Member of the Alabama House of Representatives from the 26th district
- In office 1978–1990
- Preceded by: Hinton Mitchem

Personal details
- Born: Thomas Euclid Rains November 24, 1920 DeKalb County, Alabama, U.S.
- Died: August 27, 2000 (aged 79) Geraldine, Alabama, U.S.
- Party: Democratic
- Spouse: Nell Rains
- Alma mater: Jacksonville State University

= Euclid Rains =

American politician (1920–2000)

Thomas Euclid Rains (November 24, 1920 – August 27, 2000) was an American politician. He served as a Democratic member for the 26th district of the Alabama House of Representatives.

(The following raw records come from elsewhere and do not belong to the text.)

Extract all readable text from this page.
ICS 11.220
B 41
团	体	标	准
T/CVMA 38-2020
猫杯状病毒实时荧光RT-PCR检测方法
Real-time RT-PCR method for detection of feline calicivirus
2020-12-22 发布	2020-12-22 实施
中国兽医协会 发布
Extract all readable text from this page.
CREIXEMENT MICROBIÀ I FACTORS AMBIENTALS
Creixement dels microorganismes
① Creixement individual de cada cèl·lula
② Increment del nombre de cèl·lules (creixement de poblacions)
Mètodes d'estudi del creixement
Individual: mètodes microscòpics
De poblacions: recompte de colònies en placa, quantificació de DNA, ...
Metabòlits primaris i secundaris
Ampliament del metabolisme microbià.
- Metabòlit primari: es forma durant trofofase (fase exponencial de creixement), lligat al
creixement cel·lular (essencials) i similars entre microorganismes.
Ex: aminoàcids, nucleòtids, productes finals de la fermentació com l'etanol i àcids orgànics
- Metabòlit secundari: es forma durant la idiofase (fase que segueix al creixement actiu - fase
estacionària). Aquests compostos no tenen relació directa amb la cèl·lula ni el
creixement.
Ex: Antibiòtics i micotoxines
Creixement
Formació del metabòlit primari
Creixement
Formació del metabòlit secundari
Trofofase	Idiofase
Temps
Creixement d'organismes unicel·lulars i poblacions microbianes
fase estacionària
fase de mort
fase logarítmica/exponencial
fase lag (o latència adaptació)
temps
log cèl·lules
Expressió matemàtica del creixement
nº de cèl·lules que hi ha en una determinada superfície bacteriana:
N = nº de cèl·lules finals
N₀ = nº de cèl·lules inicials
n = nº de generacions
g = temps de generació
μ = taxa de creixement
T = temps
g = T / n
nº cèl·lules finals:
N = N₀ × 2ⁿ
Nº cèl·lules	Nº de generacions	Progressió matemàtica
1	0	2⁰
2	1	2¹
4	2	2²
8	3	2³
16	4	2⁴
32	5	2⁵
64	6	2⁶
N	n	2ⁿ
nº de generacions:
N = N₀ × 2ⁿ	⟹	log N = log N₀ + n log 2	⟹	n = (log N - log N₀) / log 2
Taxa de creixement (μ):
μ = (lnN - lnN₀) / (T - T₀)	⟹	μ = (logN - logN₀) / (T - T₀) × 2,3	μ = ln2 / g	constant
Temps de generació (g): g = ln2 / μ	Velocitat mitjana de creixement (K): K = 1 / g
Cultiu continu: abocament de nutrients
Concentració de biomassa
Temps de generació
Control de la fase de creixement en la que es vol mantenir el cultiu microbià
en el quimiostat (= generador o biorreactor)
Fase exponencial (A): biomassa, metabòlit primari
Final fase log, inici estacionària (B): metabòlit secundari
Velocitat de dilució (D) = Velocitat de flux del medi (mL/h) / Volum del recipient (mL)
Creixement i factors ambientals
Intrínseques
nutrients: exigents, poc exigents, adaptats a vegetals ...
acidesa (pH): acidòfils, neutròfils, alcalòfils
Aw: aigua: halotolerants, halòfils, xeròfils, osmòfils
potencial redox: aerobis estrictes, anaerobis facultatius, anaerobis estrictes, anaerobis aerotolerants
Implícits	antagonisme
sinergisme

Rain was born in DeKalb County, Alabama, the son of Annie Ruth Slate and Thomas Rains. At the age of five, Rains became blind after an accident that involved scissors, causing damage to his left eye. He was diagnosed with sympathetic ophthalmia in the right eye at the age of seven.

Rains attended at the Alabama Institute for the Deaf and Blind, from which he graduated in 1941. He then attended Jacksonville State University, graduating in 1944. Rains's decision to attend the university came after his mother read newspaper articles to him.

After college, Rains started a manufacturing business.

In 1978, Rains was elected to represent the 26th district in the Alabama House of Representatives, succeeding Hinton Mitchem. In 1990, Rains decided not to run for re-election.

Rains wrote a memoir about his young years titled I'm Not Afraid of the Dark.

Rains died in August 2000 of a single-vehicle collision next to his home in Geraldine, Alabama, along with his wife, Nell. He was 79 at the time.